I sympathize. My husband works in health risk analytics, including air pollutants, so this was our major point of discussion. The conversation very seriously involved garage and back yard talks, without exaggeration. We ruled out garage due to temperature fluctuations and lack of space (and spiders…). We settled on basically make a Little Red Wagon to take it outside for long sessions (SoCal, so that’s pretty doable year-round). We will be making sure it’s well sealed and vented when running inside for shorter runs.
But then, we’re also people that ruled out areas to buy a house based on how far nanoparticulate pollution travels from highways. As two scientists with young kiddos, air quality is a big thing for us and we’re perhaps overdoing it. I’ll mostly be lasing wood/paper things, but even that stuff generates soot and partial combustion products that we’d rather minimize inside the house.

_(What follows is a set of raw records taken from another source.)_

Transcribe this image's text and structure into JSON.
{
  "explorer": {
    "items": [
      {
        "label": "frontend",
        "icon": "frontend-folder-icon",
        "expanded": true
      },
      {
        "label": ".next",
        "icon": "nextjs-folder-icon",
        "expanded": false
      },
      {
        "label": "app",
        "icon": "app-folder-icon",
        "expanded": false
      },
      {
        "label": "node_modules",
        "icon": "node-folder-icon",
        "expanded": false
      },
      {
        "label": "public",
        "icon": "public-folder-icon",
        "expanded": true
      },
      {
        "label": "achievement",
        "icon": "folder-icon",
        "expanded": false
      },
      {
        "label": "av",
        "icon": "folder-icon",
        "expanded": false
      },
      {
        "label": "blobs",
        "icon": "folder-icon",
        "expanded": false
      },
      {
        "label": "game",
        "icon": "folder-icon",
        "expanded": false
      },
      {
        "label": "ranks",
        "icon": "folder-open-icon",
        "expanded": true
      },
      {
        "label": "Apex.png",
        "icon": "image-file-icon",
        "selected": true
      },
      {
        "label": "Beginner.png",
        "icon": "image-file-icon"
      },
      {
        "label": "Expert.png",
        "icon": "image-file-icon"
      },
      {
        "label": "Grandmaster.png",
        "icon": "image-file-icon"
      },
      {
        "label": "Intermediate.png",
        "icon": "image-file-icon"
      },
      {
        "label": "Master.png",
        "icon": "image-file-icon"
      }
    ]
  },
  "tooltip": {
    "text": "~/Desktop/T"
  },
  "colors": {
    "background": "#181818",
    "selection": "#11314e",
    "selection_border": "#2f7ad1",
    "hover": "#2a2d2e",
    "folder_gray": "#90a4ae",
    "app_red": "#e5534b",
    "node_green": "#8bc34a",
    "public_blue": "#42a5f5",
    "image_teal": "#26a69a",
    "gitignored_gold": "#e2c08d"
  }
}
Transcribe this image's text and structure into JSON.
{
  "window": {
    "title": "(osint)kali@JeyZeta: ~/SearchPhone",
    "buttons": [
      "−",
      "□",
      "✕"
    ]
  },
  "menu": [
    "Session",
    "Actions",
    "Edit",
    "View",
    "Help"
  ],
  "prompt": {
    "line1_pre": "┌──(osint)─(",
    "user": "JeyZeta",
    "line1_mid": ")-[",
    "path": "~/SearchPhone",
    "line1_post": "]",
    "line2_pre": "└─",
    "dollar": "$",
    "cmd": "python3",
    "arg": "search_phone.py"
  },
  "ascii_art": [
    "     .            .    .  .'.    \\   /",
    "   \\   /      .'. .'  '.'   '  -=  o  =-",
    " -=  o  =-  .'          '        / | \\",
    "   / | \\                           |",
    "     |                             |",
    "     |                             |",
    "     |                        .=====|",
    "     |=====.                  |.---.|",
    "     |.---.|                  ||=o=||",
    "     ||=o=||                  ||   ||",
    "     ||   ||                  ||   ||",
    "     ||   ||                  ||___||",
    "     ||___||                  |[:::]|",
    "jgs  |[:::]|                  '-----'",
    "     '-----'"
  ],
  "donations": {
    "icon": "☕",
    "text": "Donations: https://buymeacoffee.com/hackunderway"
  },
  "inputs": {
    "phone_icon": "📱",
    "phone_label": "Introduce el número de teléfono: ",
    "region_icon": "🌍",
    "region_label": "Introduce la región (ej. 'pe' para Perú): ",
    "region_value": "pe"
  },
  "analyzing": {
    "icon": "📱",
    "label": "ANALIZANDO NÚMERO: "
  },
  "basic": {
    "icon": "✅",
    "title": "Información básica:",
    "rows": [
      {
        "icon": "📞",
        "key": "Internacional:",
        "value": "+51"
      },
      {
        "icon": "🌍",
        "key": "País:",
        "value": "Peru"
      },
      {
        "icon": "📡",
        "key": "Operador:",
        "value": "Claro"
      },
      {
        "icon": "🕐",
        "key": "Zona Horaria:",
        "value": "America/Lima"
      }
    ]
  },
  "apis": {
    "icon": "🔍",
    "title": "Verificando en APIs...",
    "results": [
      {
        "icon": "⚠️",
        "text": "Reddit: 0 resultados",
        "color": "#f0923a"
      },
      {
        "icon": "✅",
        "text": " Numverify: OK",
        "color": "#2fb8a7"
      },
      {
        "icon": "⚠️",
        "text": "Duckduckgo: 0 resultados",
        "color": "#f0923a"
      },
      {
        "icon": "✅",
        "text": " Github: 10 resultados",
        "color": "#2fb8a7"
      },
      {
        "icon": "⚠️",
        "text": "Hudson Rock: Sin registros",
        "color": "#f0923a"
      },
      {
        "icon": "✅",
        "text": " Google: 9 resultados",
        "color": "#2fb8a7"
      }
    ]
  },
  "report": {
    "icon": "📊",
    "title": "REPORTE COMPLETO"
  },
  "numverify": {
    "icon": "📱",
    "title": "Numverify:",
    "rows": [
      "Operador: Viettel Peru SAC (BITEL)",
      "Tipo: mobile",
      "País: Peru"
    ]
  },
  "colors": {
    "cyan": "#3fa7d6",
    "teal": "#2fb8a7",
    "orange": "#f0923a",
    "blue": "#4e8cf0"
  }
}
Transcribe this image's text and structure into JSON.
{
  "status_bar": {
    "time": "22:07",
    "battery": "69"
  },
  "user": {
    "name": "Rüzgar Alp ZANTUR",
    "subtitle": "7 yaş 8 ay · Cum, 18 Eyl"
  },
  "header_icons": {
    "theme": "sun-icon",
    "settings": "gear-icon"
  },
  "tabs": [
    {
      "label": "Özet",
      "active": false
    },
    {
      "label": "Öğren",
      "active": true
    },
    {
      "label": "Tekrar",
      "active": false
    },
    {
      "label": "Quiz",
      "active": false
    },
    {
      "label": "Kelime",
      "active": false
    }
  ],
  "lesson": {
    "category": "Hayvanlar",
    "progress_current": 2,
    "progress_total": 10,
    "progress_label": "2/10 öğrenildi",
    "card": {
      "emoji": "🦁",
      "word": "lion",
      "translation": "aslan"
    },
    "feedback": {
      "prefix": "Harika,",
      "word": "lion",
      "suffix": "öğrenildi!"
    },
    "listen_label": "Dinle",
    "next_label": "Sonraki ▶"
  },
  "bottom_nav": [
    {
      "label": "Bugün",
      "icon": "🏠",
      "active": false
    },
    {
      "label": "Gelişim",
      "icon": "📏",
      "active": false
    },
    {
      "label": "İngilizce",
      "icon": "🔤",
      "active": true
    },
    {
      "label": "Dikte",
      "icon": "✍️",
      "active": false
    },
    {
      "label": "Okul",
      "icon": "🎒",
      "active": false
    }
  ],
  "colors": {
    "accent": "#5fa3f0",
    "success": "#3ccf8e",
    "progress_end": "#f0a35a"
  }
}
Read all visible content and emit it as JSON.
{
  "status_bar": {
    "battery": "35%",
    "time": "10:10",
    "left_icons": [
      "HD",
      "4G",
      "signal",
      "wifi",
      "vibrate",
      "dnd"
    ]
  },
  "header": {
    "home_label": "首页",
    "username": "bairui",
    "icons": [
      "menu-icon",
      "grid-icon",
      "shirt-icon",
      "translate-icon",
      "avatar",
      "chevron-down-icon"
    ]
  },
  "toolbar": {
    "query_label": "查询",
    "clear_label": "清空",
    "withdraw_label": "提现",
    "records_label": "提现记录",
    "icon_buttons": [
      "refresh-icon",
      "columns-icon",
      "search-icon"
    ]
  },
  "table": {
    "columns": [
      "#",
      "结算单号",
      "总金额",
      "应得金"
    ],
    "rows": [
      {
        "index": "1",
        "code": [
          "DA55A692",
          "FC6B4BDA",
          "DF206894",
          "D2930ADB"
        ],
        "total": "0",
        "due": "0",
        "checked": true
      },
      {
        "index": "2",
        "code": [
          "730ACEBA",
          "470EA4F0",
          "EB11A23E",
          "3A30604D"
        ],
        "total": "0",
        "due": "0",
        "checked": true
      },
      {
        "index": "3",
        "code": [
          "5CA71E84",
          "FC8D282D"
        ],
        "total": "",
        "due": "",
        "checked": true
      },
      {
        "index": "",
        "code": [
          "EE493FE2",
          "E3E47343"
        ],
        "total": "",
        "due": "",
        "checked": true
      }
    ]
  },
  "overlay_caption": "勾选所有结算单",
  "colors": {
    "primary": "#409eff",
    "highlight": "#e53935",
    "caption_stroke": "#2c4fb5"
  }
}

Probably not the response you’re really hoping for, but that’s what we’re hoping will work for us when we finally get the machine.
The radiation in this case is infrared light. It’s the exact same stuff that makes you feel warm when you go stand out in the sun. Or the heat lamps used to keep food warm. It’s just concentrated into a narrow beam so it can heat things up much, much more (in order to burn all the way through a piece of wood).
You just just need to keep it out of your eyes and you’ll be fine. So wear the goggles if you’re using the passthrough slot.
You should certainly vent outside - you won’t want smoke and gasses from lasering collecting in your house. Not dangerous, I guess, but certainly stinky. Especially leather and acrylic! Even burning wood generates smoke you’d rather not have in your house if you’re really concerned about air quality. But venting outside won’t bother anyone - I can’t smell anything outside of my vent, and I am cutting acrylic and there’s just a light breeze now.
The standard gas furnace produces lethal carbon monoxide by design, in quantities that in a single heating cycle produce more dangerous combustion by-products than a 40w laser could produce in a year. The furnace operates periodically around the clock in winter and the gasses are safely vented outside.
How could laser manufacturers survive by selling death traps?
From bottom to top, the entire electromagnetic spectrum is nothing but radiation. Radio waves are radiation, microwaves are radiation. Visible light is radiation. Heat is radiation. With understanding fear melts away.